Even if you know exactly what you're looking for, their knowledge is invaluable. Interior designers also receive trade prices and have access to sources that homeowners do not.

Ultimately, they save you time and money on material costs. It's their job to create a functional, beautiful space AND stay on budget.

with that out of the way,

let's talk tile materials.


Porcelain tile is the most durable and versatile option. There are endless options when it comes to shape, size, and style. It's also the easiest tile to care for.

Porcelain tile is ideal for heavy foot traffic areas of the home, like kitchens and bathrooms. Inevitably, you will drop a mug or two on your kitchen floor. Porcelain will not scratch or dent.

It's suitable for wet areas like the shower floor and walls. Porcelain also comes in a variety of designs, including convincing wood and natural stone imitations.


Stone requires a bit more maintenance than other materials.
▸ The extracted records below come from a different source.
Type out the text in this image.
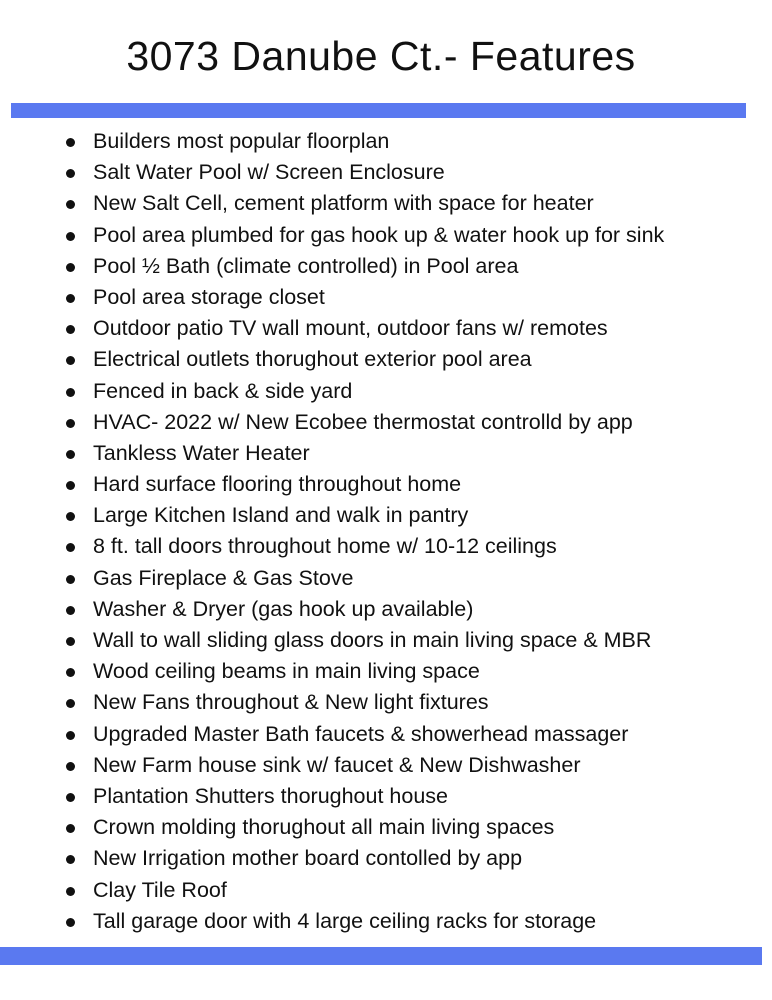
3073 Danube Ct.- Features
Builders most popular floorplan
Salt Water Pool w/ Screen Enclosure
New Salt Cell, cement platform with space for heater
Pool area plumbed for gas hook up & water hook up for sink
Pool ½ Bath (climate controlled) in Pool area
Pool area storage closet
Outdoor patio TV wall mount, outdoor fans w/ remotes
Electrical outlets thorughout exterior pool area
Fenced in back & side yard
HVAC- 2022 w/ New Ecobee thermostat controlld by app
Tankless Water Heater
Hard surface flooring throughout home
Large Kitchen Island and walk in pantry
8 ft. tall doors throughout home w/ 10-12 ceilings
Gas Fireplace & Gas Stove
Washer & Dryer (gas hook up available)
Wall to wall sliding glass doors in main living space & MBR
Wood ceiling beams in main living space
New Fans throughout & New light fixtures
Upgraded Master Bath faucets & showerhead massager
New Farm house sink w/ faucet & New Dishwasher
Plantation Shutters thorughout house
Crown molding thorughout all main living spaces
New Irrigation mother board contolled by app
Clay Tile Roof
Tall garage door with 4 large ceiling racks for storage
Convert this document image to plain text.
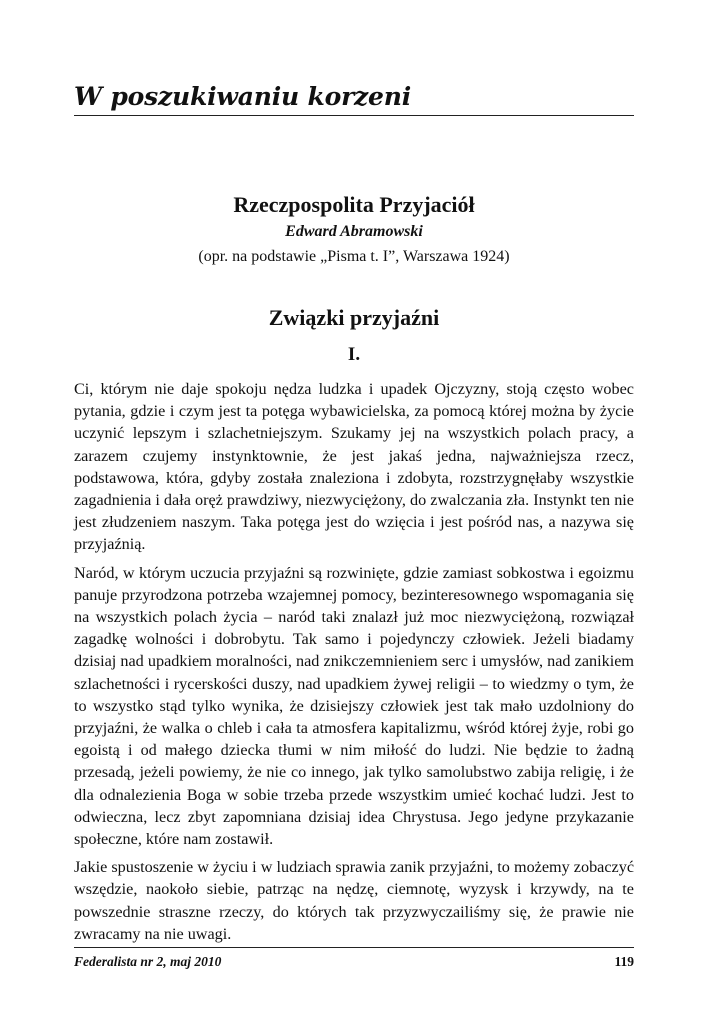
W poszukiwaniu korzeni
Rzeczpospolita Przyjaciół
Edward Abramowski
(opr. na podstawie „Pisma t. I”, Warszawa 1924)
Związki przyjaźni
I.

Ci, którym nie daje spokoju nędza ludzka i upadek Ojczyzny, stoją często wobec pytania, gdzie i czym jest ta potęga wybawicielska, za pomocą której można by życie uczynić lepszym i szlachetniejszym. Szukamy jej na wszystkich polach pracy, a zarazem czujemy instynktownie, że jest jakaś jedna, najważniejsza rzecz, podstawowa, która, gdyby została znaleziona i zdobyta, rozstrzygnęłaby wszystkie zagadnienia i dała oręż prawdziwy, niezwyciężony, do zwalczania zła. Instynkt ten nie jest złudzeniem naszym. Taka potęga jest do wzięcia i jest pośród nas, a nazywa się przyjaźnią.

Naród, w którym uczucia przyjaźni są rozwinięte, gdzie zamiast sobkostwa i egoizmu panuje przyrodzona potrzeba wzajemnej pomocy, bezinteresownego wspomagania się na wszystkich polach życia – naród taki znalazł już moc niezwyciężoną, rozwiązał zagadkę wolności i dobrobytu. Tak samo i pojedynczy człowiek. Jeżeli biadamy dzisiaj nad upadkiem moralności, nad znikczemnieniem serc i umysłów, nad zanikiem szlachetności i rycerskości duszy, nad upadkiem żywej religii – to wiedzmy o tym, że to wszystko stąd tylko wynika, że dzisiejszy człowiek jest tak mało uzdolniony do przyjaźni, że walka o chleb i cała ta atmosfera kapitalizmu, wśród której żyje, robi go egoistą i od małego dziecka tłumi w nim miłość do ludzi. Nie będzie to żadną przesadą, jeżeli powiemy, że nie co innego, jak tylko samolubstwo zabija religię, i że dla odnalezienia Boga w sobie trzeba przede wszystkim umieć kochać ludzi. Jest to odwieczna, lecz zbyt zapomniana dzisiaj idea Chrystusa. Jego jedyne przykazanie społeczne, które nam zostawił.

Jakie spustoszenie w życiu i w ludziach sprawia zanik przyjaźni, to możemy zobaczyć wszędzie, naokoło siebie, patrząc na nędzę, ciemnotę, wyzysk i krzywdy, na te powszednie straszne rzeczy, do których tak przyzwyczailiśmy się, że prawie nie zwracamy na nie uwagi.

Federalista nr 2, maj 2010	119
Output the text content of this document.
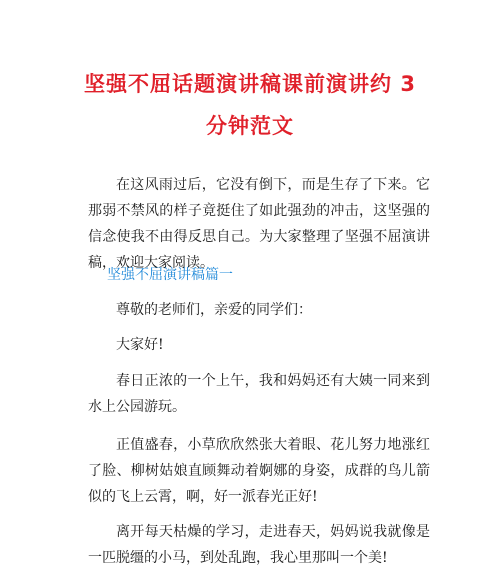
坚强不屈话题演讲稿课前演讲约 3
分钟范文

在这风雨过后，它没有倒下，而是生存了下来。它那弱不禁风的样子竟挺住了如此强劲的冲击，这坚强的信念使我不由得反思自己。为大家整理了坚强不屈演讲稿，欢迎大家阅读。

坚强不屈演讲稿篇一

尊敬的老师们，亲爱的同学们：

大家好!

春日正浓的一个上午，我和妈妈还有大姨一同来到水上公园游玩。

正值盛春，小草欣欣然张大着眼、花儿努力地涨红了脸、柳树姑娘直顾舞动着婀娜的身姿，成群的鸟儿箭似的飞上云霄，啊，好一派春光正好!

离开每天枯燥的学习，走进春天，妈妈说我就像是一匹脱缰的小马，到处乱跑，我心里那叫一个美!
Often requiring a sealer, stone is porous and requires special care. You will need to avoid harsh cleaners and certain stones may not be suitable for wet applications.

Ultimately, the maintenance is worth it when this is the result. Natural stone effortlessly elevates any space.


Ceramic tile is gorgeous and adaptable material. The glaze options are limitless, you can even create a one-of-a-kind custom color.



Applications include showers, pools, and walls. Depending on the glaze, ceramic tile may not be suitable for floors.


Glass is a more versatile option than you might think. There are a variety of finishes that you simply can't achieve with other surfaces, like an iridescent or gold glass look. 


Glass tile is suitable for any wall application. Certain formats are suitable for the floor. Keep in mind that it's still glass. Some mosaics may be too sharp for your feet.

Glass is typically a smooth surface that is super slippery, especially when wet. Generally, pieces must be fairly small in order to be suitable for the floor.

The more grout, the better the grip your feet will have! You should always check the manufacturer's installation guidelines or ask your tile professional.


Concrete is an adaptable material ideal for many styles. Use it indoors or outside without issue. 



As their environment influences them, concrete tiles will develop a patina and change over time.

Different textures are available depending on the look you want to achieve. Create a rustic, traditional, or contemporary look based on the finish you select.

encaustic / cement

Encaustic tiles may be trending, but they certainly aren't the new tile on the block! They've existed for centuries. One thing to keep in mind with encaustics or cement tiles is they require an expert to install them.

Confirm your installer's experience in encaustic installation by asking for past client's referrals or pictures from past projects.

Be aware that the grout must be lighter in color than the lightest color on the tile, as the grout could stain the tile if not.

Encaustics will patina over time and easily scratch, adding plenty of character. Don't forget, there are still ancient encaustic floors in Europe, so durability isn't an issue.